Black Friday. Small Business Saturday. Cyber Monday. 12 Days of Deals.
Holiday shopping season feels like a marathon, punctuated by sales sprints that promise staggeringly low prices on gifts that will make you the hero of the holidays. The National Retail Federation reports 174 million people shopped in the five-day window around Thanksgiving 2017. Seems everyone wants to be a hero—and save some coin.
For a bargain hunter like me, when the circulars and deal emails arrive my pulse quickens. That frenzied excitement finally starts to wind down around now as the window for online purchases to arrive by Christmas closes.
Unfortunately, even the smartest and most experienced shoppers can’t guarantee that all items will be keepers. Figures differ on how many holiday gifts are returned, but one estimate has consumers returning $20 billion worth of goods purchased online over the holidays.
Returns have the potential to be a real hassle for consumers, but they don’t have to be. More and more retailers are striving to make the inevitable holiday return process less painful, realizing that investments in a seamless—or at least tolerable—return process have more upside than outright cost. Getting buzz out of a good customer experience is worth the small cost a retailer may have to eat for something like free shipping, but a negative experience that goes viral can create huge issues. Cultivating brand loyalists through the returning process leads to future purchases and the potential to charge a price premium.

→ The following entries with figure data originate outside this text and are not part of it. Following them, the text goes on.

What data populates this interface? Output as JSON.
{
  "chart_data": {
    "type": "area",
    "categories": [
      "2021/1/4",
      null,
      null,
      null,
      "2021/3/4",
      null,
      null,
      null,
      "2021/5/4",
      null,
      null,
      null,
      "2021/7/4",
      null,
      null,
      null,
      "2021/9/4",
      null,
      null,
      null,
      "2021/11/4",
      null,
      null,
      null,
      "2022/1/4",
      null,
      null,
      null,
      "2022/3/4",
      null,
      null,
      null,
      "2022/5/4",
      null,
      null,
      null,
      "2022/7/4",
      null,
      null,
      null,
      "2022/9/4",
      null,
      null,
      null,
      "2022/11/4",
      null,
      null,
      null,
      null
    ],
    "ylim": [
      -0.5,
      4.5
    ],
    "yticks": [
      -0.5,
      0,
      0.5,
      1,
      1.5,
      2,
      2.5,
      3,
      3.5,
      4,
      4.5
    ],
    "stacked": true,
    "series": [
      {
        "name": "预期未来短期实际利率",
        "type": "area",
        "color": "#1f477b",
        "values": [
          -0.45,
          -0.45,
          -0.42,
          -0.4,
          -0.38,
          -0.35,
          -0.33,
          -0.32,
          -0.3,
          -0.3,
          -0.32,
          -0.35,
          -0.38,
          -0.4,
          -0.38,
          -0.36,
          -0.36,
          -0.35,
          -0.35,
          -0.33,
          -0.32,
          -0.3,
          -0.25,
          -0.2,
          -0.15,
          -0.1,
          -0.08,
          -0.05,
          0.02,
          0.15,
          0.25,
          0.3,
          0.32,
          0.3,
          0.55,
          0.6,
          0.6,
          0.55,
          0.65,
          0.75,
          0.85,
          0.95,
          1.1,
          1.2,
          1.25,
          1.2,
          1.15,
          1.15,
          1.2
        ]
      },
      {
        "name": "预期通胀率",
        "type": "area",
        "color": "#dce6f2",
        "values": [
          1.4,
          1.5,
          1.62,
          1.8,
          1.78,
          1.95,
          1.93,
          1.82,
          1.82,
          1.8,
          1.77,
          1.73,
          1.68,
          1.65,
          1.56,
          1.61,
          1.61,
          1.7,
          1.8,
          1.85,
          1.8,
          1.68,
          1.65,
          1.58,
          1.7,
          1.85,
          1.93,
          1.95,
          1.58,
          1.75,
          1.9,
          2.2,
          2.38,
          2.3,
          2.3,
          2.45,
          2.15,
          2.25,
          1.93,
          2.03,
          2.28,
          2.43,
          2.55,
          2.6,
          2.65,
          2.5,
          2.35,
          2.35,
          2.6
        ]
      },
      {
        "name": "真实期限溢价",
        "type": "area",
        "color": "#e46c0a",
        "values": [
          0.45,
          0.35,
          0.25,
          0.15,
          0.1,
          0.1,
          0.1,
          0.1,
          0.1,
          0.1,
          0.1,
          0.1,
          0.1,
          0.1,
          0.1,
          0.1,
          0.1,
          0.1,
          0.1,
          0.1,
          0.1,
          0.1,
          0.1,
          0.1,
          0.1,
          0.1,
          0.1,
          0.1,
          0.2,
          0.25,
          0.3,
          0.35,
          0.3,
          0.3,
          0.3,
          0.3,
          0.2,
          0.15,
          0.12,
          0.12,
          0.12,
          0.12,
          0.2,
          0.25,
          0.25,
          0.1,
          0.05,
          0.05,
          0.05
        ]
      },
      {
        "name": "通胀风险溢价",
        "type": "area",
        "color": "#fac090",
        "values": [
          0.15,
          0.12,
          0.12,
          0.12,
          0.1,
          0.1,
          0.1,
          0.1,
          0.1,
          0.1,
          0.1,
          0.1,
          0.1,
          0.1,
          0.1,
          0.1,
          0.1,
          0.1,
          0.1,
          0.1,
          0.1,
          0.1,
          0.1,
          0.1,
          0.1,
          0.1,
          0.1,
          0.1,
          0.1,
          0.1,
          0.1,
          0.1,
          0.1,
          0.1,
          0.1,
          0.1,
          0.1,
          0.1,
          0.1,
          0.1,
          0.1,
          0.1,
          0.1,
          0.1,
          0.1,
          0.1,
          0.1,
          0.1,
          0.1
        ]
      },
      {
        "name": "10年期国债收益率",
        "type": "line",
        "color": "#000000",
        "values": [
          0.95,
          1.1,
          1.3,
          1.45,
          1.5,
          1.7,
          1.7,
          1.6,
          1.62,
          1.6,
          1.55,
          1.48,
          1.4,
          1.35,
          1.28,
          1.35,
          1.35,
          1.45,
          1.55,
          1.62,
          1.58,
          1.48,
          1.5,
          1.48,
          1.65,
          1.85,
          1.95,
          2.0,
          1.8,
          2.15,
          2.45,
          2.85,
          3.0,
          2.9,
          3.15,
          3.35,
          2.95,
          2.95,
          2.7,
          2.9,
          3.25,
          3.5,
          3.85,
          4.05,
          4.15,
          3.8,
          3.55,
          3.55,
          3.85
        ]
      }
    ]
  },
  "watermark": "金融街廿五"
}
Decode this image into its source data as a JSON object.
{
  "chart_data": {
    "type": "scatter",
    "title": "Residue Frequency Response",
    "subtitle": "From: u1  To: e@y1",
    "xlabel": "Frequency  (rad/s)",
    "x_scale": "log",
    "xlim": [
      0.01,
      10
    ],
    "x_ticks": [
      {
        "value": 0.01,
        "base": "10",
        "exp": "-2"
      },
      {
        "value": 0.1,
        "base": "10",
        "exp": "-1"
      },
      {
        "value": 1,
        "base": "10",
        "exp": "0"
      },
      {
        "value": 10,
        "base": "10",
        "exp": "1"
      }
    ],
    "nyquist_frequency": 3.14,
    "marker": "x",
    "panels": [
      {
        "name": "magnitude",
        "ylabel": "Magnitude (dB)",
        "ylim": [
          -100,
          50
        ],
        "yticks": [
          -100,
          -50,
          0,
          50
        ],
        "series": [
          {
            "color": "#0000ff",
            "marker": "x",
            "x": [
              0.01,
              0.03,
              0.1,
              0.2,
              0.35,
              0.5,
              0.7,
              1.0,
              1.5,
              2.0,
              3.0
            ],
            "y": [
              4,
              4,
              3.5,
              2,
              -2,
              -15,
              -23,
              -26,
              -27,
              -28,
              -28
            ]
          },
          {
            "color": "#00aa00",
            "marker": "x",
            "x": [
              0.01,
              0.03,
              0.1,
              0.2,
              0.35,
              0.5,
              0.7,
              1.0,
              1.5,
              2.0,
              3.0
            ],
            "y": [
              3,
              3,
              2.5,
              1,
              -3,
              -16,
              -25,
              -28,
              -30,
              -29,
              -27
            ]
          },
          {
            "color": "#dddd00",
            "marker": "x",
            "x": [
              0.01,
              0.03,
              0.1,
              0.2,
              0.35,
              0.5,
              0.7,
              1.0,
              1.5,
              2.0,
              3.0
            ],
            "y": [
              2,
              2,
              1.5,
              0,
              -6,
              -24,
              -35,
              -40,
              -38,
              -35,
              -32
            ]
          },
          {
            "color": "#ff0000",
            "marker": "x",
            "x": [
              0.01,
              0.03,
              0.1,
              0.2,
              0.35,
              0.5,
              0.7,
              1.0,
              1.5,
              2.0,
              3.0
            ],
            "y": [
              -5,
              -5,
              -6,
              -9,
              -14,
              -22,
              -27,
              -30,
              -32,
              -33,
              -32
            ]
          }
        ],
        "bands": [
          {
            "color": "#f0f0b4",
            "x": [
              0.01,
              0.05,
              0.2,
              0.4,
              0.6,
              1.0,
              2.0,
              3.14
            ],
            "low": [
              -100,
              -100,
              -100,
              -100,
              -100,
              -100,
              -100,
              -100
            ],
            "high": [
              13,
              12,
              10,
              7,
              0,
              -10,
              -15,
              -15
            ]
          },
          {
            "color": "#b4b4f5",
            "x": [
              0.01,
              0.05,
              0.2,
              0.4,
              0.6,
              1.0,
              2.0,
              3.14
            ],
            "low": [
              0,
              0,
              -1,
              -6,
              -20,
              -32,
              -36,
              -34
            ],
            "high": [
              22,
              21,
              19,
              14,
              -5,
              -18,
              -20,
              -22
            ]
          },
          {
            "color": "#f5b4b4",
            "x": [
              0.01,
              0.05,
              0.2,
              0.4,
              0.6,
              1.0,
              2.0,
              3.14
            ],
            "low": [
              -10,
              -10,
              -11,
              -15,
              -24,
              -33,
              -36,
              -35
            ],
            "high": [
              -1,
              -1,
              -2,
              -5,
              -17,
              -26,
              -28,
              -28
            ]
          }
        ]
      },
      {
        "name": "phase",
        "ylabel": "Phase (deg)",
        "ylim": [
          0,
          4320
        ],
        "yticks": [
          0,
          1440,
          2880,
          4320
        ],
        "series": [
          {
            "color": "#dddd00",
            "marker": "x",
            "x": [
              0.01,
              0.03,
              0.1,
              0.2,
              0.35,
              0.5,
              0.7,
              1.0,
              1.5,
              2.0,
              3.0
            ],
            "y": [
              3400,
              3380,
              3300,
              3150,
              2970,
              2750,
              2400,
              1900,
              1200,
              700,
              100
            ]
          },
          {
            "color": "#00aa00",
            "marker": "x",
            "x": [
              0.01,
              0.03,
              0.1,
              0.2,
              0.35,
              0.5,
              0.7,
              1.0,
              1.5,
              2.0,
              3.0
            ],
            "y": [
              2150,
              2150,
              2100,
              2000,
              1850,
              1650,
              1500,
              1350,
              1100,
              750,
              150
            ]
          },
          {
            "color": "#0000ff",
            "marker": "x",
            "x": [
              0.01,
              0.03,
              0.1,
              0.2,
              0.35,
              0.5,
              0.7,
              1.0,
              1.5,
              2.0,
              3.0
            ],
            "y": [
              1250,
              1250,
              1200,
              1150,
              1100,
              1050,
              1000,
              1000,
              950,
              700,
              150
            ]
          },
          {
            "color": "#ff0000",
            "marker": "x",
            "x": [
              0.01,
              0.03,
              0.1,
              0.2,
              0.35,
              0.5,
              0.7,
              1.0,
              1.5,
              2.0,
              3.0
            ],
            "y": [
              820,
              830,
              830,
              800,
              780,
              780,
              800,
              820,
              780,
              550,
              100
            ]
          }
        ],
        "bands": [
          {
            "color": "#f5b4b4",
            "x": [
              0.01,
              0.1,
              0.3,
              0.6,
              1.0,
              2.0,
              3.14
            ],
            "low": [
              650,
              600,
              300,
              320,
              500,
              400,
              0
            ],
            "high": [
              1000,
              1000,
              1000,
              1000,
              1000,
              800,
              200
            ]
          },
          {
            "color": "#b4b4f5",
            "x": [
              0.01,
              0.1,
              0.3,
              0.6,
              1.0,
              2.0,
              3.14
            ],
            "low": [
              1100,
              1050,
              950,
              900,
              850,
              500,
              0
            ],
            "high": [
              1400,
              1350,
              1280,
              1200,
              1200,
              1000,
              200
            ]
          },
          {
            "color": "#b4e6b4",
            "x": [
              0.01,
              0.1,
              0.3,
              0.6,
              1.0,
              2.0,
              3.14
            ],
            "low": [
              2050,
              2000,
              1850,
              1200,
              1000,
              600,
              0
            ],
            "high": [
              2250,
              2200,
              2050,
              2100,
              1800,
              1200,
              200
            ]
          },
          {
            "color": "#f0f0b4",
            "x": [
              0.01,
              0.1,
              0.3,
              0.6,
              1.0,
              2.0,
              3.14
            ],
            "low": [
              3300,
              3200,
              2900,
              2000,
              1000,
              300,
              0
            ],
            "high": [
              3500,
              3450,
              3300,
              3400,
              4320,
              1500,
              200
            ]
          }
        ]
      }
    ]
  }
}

A few simple things make or break the holiday return experience and turn hassle into hallelujah:
The longer the better
Extended return windows are self-explanatory, but a crucial tablestake during the busy holiday season. Amazon, Best Buy, Target, and Walmart all extend their typical return windows through January for holiday purchases. But the real winners are Zappos and Ikea (365 day returns) as well as Nordstrom, Bloomingdales and Bed, Bath & Beyond (all are vague about whether there is even a deadline at all). These retailers know that to continue their amazing shopping experiences and reap the benefits of increased customer loyalty, they can’t punish tardiness.
Get it to me free
While consumers were once willing to pay for the convenience of fast shipping, expectations have shifted. In the age of Amazon Prime, it is hard to stomach a shipping fee for online purchases, let alone a return shipping fee. Many retailers offer discount codes for free shipping or free shipping for qualifying orders over a certain amount, but free returns usually require a trip to a physical store. Those efforts, while incrementally useful, feel old school to next gen, digitally native consumers. If you’re willing to go the extra mile to get online goods to customers, you have to be willing to do the same when the item doesn’t fit (or simply isn’t liked).
No receipt, no problem
Return fraud is a real issue for retailers, but for those willing to offer this option, it is a godsend for holiday shoppers. Target and Bed Bath allow returns without a receipt for store credit, as does Walmart (depending on price). But as a convenient alternative, receipts/invoices sent to email enable you to show your phone when returning in-store. What once felt like a potential invasion of privacy now feels more like a step toward a paper-free existence.
Let service shine
Last and most importantly, being a customer service-oriented company and living up to that vision in each customer interaction goes further than any of the previous practices. Whether you’re requesting Williams Sonoma replace a used item pizza stone that got damaged in a move, asking L.L. Bean how flannel pajamas will fit your Grandma when you have little clue as to her size, or requesting a price adjustment from Zappos after midnight because that’s when you finally got to your To Do list, connecting with a well-trained customer service representative who has both the authority and knowledge to effectively handle your query is still the most important piece of the customer service puzzle. This is true in shopping and remains true in returning.
That said, apps like Earny, Paribus, and Slice automatically take care of price adjustment requests for your online purchases, putting the onus on retailers to offer savings without having an opportunity to win back your loyalty through a human interaction. As disintermediation in shopping increases, retailers will have to be savvier than ever to create moments of delight when they actually do get the chance to touch customers.
Whether you’re giving, receiving or buying for yourself, you are guaranteed to face at least one return before 2017 comes to a close. Retailers who will come out on top this season have to offer a level of return flexibility that works for discerning shoppers and those on their “Nice Lists.” And whatever you do, steer clear of candy and chocolate; these treats are the most exchanged gift for men and women.